March 5, 2003
Love Is Loud And, Now, Clear
From: Newsday - 05 Mar 2003
By Margaret Ramirez
STAFF WRITER
March 5, 2003
Dressed in a pink pantsuit and holding a white teddy bear, Patricia Puia sat on her mother's lap, a frightened 2-year-old girl, but she couldn't hear the soft words meant to soothe her.
Since the day Patricia was born, her life in Romania has been without songs or lullabies, a world of silence.
But yesterday, a month after undergoing cochlear implant surgery at Mount Sinai Hospital in Manhattan, Patricia heard her very first sounds. When Dorkin Riggins, an audiologist, activated her new hearing implant, a sound traveled to Patricia's left ear, prompting her to turn her head and cry.
"Can you hear me?" her mother, Lucia Puia, asked quietly in Romanian. "Can you hear me?"
It was clear from the child's reaction that she could.
"I feel like I have just given birth to this child for the second time. But this time, she hears," her mother said happily.
For Lucia Puia and her husband, Calin, yesterday brought the miracle they had only dreamed of. In Romania, the couple had taken their daughter to dozens of doctors to find out if there was any possibility she would one day be able to hear.
They finally found a Hungarian physician who said Patricia was a candidate for cochlear implant surgery, a procedure becoming more common these days but no less costly.
The price was a formidable obstacle for this working-class couple, who could not possibly afford to pay the $50,000 to $75,000 cost of the surgery.
They'd nearly lost hope until Cristina Boga, a business consultant from New York, visited Romania last fall and learned of Patricia.
Boga contacted her friend, Dr.

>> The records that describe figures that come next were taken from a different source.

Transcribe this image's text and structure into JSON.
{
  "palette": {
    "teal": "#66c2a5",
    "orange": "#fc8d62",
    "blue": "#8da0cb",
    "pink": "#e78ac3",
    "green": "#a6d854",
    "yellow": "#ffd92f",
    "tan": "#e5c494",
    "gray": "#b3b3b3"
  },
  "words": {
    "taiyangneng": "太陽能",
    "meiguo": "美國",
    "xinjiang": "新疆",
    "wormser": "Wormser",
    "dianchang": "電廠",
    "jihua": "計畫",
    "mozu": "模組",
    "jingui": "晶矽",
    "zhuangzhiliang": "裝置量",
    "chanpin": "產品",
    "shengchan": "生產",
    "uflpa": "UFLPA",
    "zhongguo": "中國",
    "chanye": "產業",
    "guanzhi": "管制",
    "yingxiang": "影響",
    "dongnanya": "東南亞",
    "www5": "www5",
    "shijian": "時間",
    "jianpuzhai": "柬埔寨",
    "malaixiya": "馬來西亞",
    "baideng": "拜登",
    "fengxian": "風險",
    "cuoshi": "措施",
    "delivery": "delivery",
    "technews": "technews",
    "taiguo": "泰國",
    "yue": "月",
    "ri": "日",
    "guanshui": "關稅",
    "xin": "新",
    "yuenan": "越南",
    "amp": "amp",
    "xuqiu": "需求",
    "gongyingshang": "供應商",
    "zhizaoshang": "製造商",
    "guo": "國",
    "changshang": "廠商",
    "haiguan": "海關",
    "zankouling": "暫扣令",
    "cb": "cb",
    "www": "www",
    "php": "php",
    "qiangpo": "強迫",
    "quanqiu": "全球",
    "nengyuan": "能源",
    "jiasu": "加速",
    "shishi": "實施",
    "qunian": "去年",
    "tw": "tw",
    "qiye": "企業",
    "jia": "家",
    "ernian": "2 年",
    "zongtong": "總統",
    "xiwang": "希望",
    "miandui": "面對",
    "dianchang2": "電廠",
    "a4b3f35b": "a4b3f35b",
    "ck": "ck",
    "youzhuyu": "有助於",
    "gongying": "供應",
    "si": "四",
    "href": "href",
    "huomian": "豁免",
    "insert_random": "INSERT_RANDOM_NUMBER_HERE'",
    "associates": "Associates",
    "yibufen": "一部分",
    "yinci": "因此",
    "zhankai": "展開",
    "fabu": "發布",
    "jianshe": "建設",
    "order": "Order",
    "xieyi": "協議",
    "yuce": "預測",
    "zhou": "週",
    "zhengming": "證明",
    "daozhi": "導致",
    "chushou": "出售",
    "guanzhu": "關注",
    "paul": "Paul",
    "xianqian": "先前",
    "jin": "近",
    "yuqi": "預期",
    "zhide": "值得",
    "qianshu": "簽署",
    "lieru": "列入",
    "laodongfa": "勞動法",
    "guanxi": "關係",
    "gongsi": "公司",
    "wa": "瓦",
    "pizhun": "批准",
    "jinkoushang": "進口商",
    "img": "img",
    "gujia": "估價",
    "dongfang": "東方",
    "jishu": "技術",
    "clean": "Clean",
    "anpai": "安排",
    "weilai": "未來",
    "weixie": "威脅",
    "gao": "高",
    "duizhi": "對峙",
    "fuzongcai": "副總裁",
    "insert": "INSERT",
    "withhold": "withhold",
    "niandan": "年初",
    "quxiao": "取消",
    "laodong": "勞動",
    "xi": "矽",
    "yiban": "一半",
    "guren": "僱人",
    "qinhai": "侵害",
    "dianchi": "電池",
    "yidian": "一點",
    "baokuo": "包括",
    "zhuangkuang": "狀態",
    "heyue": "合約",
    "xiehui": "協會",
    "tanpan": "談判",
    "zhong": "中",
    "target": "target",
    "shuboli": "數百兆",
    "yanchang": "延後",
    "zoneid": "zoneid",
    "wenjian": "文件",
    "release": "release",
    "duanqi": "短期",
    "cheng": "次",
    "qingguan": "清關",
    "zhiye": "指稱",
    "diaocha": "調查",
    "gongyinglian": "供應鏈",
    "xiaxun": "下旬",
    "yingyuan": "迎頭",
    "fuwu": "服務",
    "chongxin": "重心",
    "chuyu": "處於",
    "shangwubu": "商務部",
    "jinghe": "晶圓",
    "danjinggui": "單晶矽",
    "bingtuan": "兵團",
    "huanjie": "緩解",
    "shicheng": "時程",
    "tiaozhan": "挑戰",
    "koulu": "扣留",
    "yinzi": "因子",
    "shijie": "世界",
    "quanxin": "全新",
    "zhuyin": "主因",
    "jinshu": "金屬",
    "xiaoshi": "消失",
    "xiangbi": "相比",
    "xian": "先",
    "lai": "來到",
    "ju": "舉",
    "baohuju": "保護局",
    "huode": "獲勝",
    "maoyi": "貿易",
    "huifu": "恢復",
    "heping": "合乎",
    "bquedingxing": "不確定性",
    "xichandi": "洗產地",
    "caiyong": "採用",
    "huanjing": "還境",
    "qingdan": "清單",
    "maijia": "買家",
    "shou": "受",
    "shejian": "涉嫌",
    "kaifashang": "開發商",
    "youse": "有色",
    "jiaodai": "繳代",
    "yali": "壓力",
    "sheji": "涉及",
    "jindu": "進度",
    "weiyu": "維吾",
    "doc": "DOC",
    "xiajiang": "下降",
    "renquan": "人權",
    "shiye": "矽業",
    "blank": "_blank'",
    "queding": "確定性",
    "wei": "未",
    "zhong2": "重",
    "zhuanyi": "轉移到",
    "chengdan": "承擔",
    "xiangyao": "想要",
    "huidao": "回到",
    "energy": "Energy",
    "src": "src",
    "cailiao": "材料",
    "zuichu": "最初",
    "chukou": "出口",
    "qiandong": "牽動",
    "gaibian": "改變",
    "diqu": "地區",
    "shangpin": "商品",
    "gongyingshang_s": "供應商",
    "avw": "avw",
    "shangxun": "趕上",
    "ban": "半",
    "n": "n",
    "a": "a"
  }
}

Abraham Jaeger, a pediatrician who was raised in Romania. Jaeger, of Brooklyn, who previously worked at Mount Sinai and now runs his own business, was so moved by the family's situation that he called his former hospital colleagues and asked if they'd perform the procedure for free. One of them, Dr. Sujana Chandrasekhar, agreed, and the operation took place Feb. 7.

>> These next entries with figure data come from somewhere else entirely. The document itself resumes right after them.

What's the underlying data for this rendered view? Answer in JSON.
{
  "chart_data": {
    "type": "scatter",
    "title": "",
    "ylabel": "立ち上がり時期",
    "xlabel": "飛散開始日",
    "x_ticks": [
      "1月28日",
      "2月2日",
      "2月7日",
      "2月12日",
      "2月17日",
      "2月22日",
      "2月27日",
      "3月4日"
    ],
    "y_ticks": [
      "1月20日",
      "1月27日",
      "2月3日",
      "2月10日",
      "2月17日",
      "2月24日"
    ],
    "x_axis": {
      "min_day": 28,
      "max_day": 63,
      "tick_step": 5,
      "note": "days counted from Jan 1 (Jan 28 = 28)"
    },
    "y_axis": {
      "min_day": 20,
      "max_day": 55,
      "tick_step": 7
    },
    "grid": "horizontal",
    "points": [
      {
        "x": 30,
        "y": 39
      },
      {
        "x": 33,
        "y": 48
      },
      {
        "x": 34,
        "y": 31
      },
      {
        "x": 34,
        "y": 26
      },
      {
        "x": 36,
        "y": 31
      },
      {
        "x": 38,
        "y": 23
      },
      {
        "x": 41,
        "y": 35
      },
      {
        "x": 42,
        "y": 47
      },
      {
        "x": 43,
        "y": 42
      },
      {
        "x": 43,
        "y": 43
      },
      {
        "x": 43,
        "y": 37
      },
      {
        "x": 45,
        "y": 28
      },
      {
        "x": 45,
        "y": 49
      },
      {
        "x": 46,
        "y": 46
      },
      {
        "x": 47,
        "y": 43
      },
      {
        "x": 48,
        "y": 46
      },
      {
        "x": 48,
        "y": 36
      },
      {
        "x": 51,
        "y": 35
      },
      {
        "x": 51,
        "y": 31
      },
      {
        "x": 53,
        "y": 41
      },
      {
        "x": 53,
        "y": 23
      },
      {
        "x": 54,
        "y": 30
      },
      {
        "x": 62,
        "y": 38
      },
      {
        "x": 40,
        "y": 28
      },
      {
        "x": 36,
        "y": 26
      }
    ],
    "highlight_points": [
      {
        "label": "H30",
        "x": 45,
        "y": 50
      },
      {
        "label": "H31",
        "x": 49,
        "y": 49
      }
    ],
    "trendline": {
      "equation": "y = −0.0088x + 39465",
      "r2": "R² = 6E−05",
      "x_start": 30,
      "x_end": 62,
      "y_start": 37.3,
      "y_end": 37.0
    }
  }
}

"What moved me was when the father called me on the phone and said, 'All I want is to hear her say 'da-da.' That gave me goosebumps," Jaeger said.
Cochlear implants have been available since the FDA approved them almost 20 years ago, but they have become so advanced that deaf children as young as 1 year old are getting them.

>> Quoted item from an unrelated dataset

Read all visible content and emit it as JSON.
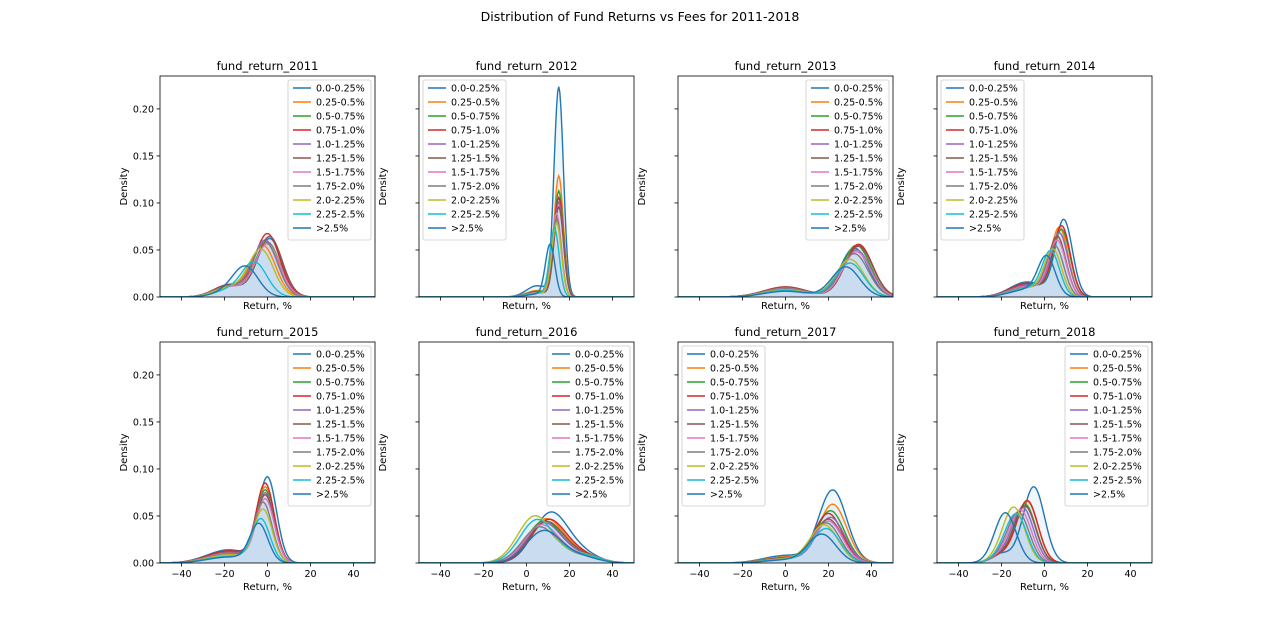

The implants work by electrically stimulating the damaged hearing nerve. The system consists of a thumbnail-sized magnetic device that is surgically implanted in the deaf person's skull, an attachment in the hair and a microphone that sits behind the ear. A speech processor is also used and, in Patricia's case, worn like a tiny backpack.
Some controversy about cochlear implants persists, with advocates for the deaf preferring that deaf children accept and embrace their physical characteristic and learn sign language.
Still, as the technology has improved, such differences of opinion appear to be narrowing, said Chandrasekhar.
For Lucia Puia and her husband, there is no debate. In a few months, their daughter will be able to hear her mommy and daddy speak, and they will finally be able to tell her what they always wanted to say.
"I want to tell her that I love her," Puia said.